We are an employer required by law to carry out Gender Pay Reporting under the Equality Act 2010 (Gender Pay Gap Information) Regulations 2017 for Caroola Group. This involves carrying out calculations that show the difference between the average earnings of men and women in our organisation; it will not involve publishing individual employee’s data. We are required to publish the results on our own website and a government website. We have done this within one calendar year of 5th April 2022.

 

1

Average gender pay gap as a mean average

11%

2

Average gender pay gap as a median average

3%

3

Average bonus as a mean average

25%

4

Average bonus as a median average

50%

5

Proportion of staff eligable for bonus

Male 39%

Female 33%

6

Proportion of men and women in the four band pay groups

Male

Female

 

Upper quartile

53%

47%

Upper middle quartile

48%

52%

Lower middle quartile

40%

60%

Lower quartile

53%

47%


Summary

Caroola Group is an equal opportunities employer. We employ slightly more women (51%) than men (49%) and there is a difference of 11% between the mean (average) pay for men and women.
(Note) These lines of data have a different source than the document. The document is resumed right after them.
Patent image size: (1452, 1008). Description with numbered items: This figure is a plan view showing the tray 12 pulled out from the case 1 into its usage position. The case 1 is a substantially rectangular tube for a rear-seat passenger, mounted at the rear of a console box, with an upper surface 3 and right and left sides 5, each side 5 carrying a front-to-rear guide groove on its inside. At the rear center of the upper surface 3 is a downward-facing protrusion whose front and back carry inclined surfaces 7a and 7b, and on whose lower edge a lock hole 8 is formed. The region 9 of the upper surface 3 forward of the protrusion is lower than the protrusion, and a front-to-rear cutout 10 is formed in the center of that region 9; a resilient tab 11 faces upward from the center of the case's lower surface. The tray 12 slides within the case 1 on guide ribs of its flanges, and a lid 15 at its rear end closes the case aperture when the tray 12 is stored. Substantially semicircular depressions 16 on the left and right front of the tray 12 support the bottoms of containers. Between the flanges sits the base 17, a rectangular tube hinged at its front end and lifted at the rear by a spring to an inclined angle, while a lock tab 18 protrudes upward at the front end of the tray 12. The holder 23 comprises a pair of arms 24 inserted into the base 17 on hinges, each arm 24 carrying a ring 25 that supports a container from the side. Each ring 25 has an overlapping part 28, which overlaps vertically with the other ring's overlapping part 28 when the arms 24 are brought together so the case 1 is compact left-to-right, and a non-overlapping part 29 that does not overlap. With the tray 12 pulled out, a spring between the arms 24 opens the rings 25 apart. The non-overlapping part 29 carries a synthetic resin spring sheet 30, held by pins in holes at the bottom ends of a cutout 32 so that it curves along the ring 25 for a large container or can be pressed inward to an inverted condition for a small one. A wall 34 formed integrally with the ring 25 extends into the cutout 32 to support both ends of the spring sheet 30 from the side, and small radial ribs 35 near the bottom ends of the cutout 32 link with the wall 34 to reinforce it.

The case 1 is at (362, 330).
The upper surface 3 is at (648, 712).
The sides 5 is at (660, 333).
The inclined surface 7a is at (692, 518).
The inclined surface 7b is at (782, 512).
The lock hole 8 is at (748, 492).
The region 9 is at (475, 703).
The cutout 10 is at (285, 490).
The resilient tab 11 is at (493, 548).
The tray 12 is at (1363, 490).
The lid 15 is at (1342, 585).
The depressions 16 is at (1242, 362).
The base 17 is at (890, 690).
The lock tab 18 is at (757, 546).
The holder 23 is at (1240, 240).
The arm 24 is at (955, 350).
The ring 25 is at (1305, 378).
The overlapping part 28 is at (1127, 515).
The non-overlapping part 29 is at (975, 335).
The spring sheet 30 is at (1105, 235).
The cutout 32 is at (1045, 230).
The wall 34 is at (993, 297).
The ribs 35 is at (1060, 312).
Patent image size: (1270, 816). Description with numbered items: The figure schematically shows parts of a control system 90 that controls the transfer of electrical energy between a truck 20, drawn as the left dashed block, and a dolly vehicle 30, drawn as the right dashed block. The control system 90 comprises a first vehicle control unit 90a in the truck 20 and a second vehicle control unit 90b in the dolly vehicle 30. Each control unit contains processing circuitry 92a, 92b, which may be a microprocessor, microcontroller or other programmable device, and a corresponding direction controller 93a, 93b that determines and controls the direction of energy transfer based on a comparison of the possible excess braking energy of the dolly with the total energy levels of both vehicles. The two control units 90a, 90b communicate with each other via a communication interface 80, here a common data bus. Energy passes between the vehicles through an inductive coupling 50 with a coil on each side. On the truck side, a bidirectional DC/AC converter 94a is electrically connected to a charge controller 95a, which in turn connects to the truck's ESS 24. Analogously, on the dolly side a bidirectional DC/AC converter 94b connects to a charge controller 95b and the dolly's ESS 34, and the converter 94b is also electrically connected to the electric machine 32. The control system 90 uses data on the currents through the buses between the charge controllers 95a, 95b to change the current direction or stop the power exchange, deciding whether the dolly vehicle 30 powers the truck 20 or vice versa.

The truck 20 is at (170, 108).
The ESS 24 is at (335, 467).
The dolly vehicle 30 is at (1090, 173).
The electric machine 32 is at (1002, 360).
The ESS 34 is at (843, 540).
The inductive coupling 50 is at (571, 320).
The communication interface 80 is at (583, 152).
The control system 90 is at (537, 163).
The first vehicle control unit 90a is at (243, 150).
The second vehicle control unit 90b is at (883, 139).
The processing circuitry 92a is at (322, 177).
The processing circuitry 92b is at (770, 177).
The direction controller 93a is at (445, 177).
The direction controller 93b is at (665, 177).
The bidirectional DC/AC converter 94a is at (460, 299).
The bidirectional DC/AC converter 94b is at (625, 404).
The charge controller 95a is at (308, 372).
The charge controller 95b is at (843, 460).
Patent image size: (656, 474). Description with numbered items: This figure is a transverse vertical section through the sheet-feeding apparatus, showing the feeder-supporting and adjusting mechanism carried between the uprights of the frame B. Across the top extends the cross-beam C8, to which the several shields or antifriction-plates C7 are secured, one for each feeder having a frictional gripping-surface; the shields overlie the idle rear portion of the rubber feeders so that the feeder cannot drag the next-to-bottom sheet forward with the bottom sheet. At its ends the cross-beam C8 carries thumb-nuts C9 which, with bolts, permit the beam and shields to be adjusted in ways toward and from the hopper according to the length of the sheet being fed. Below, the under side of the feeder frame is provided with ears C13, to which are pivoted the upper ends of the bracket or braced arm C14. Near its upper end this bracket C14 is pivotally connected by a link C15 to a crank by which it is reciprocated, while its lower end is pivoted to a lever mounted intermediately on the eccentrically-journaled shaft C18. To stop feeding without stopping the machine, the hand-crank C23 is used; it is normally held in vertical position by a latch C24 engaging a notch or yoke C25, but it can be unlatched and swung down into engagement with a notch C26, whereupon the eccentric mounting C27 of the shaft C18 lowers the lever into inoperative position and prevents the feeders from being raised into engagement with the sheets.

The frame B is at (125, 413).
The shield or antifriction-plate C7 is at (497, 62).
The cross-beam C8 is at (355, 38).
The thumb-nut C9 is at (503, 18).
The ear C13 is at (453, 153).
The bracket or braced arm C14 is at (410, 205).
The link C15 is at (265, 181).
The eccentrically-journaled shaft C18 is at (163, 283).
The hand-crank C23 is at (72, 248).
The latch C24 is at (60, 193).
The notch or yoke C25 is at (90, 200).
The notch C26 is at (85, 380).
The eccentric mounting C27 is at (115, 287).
It is important to note that this figure is not based on individual roles; a man and woman performing the same role at Caroola Group are paid equally. 

All new starters are recruited under the same salary structure for their role and their earnings ability depends on their performance and career progression. All employees are afforded the same opportunities, and internal roles are offered as a result of fair and consistent recruitment processes. The median (middle value) of women’s pay is 3% lower than men. 

In relation to the Upper Quartile, men are showing 6% higher along with the lower quartile which is also 6% higher. Women are also 4% higher in the upper middle quarter and 20% higher in the lower middle quarter In this period, 39% of men and 33% of women earned a bonus. The mean (average) bonus earnings of women was 25% lower than men. 

Bonuses are awarded according to job roles and performance targets being met. Targets are set fairly across the group to ensure equal earnings opportunity.